Over the last two posts I’ve been describing JavaScript’s ability to have language key words as object keys. Perhaps surprising to no one is that this is achieved via string coercion. However the coercion isn’t being done by the developer using some shady technique, but by the language itself. Nowhere is this more evident than by trying to use language key words as object keys. The following code will result two in a successful look-ups:

var x = true;
var y = "true";
var obj = {
  true: "yup"
};
obj[x]; //  "yup"
obj[y]; //  "yup"

The downside of this, of course, is that you can’t create an object that would treat those two values differently.

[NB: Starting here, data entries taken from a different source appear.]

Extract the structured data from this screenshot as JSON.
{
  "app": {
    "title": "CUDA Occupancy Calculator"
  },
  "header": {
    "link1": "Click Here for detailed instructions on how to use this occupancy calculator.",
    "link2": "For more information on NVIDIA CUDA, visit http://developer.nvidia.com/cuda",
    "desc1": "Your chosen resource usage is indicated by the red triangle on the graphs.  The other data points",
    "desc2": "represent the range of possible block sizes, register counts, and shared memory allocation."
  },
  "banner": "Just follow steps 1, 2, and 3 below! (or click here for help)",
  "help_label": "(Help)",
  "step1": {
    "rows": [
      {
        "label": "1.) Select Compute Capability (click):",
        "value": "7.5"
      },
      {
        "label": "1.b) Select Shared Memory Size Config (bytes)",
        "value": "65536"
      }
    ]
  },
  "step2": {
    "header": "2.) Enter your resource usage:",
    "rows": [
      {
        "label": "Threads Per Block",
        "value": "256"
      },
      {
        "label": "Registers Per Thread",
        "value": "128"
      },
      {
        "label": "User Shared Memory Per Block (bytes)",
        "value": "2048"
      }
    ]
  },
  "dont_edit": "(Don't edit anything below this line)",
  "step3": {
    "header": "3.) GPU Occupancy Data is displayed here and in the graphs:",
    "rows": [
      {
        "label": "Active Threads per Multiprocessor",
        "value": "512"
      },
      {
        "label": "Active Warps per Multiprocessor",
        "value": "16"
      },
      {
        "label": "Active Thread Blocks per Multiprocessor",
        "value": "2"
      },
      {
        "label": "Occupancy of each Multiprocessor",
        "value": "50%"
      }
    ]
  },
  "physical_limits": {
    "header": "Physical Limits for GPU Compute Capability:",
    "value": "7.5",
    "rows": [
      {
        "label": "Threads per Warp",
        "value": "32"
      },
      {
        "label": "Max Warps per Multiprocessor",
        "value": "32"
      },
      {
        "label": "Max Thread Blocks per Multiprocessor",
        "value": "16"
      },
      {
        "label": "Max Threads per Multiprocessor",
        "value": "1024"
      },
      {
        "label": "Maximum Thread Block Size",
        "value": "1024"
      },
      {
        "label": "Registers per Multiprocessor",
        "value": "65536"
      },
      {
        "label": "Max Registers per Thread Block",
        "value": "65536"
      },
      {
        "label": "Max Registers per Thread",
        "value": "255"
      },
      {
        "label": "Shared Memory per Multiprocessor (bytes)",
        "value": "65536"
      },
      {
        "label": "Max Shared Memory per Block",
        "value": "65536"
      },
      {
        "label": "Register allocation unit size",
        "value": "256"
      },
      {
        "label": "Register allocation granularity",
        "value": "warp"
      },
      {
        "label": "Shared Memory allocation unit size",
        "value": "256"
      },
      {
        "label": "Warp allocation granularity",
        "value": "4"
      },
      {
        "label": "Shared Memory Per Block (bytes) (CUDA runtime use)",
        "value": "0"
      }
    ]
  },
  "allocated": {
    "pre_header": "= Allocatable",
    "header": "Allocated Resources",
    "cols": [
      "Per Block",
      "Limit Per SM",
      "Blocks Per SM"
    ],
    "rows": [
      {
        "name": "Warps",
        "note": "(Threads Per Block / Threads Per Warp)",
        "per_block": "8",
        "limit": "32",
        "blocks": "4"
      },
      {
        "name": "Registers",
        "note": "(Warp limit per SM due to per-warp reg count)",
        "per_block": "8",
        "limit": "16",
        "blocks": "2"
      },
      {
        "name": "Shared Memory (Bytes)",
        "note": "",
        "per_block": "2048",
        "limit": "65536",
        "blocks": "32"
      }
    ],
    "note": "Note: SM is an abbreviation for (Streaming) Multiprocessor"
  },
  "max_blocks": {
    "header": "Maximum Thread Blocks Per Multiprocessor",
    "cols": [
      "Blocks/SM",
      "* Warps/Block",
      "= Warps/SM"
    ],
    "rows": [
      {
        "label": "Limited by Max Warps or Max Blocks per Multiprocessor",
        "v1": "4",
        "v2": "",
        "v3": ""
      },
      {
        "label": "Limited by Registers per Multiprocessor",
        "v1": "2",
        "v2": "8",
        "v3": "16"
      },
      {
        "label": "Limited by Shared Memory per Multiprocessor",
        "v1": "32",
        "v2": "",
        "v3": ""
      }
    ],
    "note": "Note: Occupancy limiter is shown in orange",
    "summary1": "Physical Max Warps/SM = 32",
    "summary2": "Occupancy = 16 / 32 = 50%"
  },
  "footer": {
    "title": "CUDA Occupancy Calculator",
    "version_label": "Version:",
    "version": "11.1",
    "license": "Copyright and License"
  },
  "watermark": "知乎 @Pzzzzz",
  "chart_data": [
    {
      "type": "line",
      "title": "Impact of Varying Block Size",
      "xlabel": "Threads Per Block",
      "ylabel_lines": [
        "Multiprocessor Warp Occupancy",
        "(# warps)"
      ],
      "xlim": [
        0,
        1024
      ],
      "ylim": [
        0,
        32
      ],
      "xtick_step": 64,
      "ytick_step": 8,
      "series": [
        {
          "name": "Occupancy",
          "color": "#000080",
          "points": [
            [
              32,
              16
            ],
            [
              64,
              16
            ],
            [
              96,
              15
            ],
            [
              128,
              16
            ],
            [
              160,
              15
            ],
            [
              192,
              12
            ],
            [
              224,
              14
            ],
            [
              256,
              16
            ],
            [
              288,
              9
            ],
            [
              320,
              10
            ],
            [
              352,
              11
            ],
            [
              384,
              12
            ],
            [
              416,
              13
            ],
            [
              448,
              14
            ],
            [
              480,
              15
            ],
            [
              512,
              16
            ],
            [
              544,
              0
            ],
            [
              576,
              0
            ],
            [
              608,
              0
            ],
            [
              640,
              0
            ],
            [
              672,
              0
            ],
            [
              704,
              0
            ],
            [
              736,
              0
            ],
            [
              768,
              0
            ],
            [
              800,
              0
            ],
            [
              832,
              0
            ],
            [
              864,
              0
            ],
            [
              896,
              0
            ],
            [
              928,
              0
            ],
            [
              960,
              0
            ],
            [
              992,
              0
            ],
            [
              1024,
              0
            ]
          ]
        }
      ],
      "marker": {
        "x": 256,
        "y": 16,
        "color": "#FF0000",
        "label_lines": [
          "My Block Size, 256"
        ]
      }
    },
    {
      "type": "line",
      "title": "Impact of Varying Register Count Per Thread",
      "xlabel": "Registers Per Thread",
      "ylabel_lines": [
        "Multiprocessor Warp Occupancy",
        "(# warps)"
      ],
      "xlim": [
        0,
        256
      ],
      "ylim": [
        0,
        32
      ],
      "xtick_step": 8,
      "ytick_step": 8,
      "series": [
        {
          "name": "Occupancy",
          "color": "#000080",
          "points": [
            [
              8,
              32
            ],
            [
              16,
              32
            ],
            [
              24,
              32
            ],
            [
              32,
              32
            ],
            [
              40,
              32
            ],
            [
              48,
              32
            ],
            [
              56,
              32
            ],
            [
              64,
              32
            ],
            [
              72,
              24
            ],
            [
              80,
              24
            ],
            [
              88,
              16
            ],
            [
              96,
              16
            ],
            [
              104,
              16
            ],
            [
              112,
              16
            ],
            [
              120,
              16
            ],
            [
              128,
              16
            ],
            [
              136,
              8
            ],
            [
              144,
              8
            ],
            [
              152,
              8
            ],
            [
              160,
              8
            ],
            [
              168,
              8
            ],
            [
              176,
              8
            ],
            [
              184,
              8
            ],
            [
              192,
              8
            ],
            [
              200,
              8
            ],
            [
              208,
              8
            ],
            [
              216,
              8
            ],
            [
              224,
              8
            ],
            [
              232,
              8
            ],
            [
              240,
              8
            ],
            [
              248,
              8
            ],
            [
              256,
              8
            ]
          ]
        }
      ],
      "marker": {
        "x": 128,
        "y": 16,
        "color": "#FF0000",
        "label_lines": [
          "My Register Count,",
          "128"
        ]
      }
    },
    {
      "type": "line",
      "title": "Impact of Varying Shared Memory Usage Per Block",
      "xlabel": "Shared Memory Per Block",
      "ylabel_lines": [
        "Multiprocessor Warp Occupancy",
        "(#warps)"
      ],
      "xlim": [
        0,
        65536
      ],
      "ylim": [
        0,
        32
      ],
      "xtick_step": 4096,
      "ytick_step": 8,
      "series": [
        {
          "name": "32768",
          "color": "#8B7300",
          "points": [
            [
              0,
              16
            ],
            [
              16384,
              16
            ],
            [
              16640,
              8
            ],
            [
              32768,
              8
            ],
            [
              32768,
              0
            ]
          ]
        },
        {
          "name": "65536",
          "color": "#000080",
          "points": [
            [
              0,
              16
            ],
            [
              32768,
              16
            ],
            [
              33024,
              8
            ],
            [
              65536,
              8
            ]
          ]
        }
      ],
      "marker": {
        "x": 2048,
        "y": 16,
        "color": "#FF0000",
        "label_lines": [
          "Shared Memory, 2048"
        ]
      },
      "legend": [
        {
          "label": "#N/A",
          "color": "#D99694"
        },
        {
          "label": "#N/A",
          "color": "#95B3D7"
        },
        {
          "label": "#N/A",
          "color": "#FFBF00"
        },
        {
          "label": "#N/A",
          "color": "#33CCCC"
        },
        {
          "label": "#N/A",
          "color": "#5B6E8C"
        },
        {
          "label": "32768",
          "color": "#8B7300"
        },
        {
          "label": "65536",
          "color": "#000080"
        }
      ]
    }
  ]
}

In other words, all that’s happening in the code below is one value is being set twice:

var obj = {
  true: "yup",
  "true": "Yes"
};

console.log (obj); // {true: "Yes"}

But there is an upside as well: APIs that return all values as strings or ones that return synonyms for values (eg, “Yes” instead of “true”) don’t need to have logic applied to transform them into proper values.

var boolCases = {
  true: true, // valid for both the value and the string
  false: false,
  Yes: true,
  No: false,
  undefined: false,
  null: false
};

var fixedVal = boolCases[apireturn.someboolkey];

The boolCases object can now be read as a literal mapping between the API’s definition of Boolean values and JavaScript’s. Further, it even handles the case where the API hands back nothing, and all without logic, only look-ups.

Regardless of this or any other use case, JavaScript will coerce its protected language key words into strings for the purposes of an object look-up.

Thanks to @b_rendan for helping me uncover what was happening with this technique.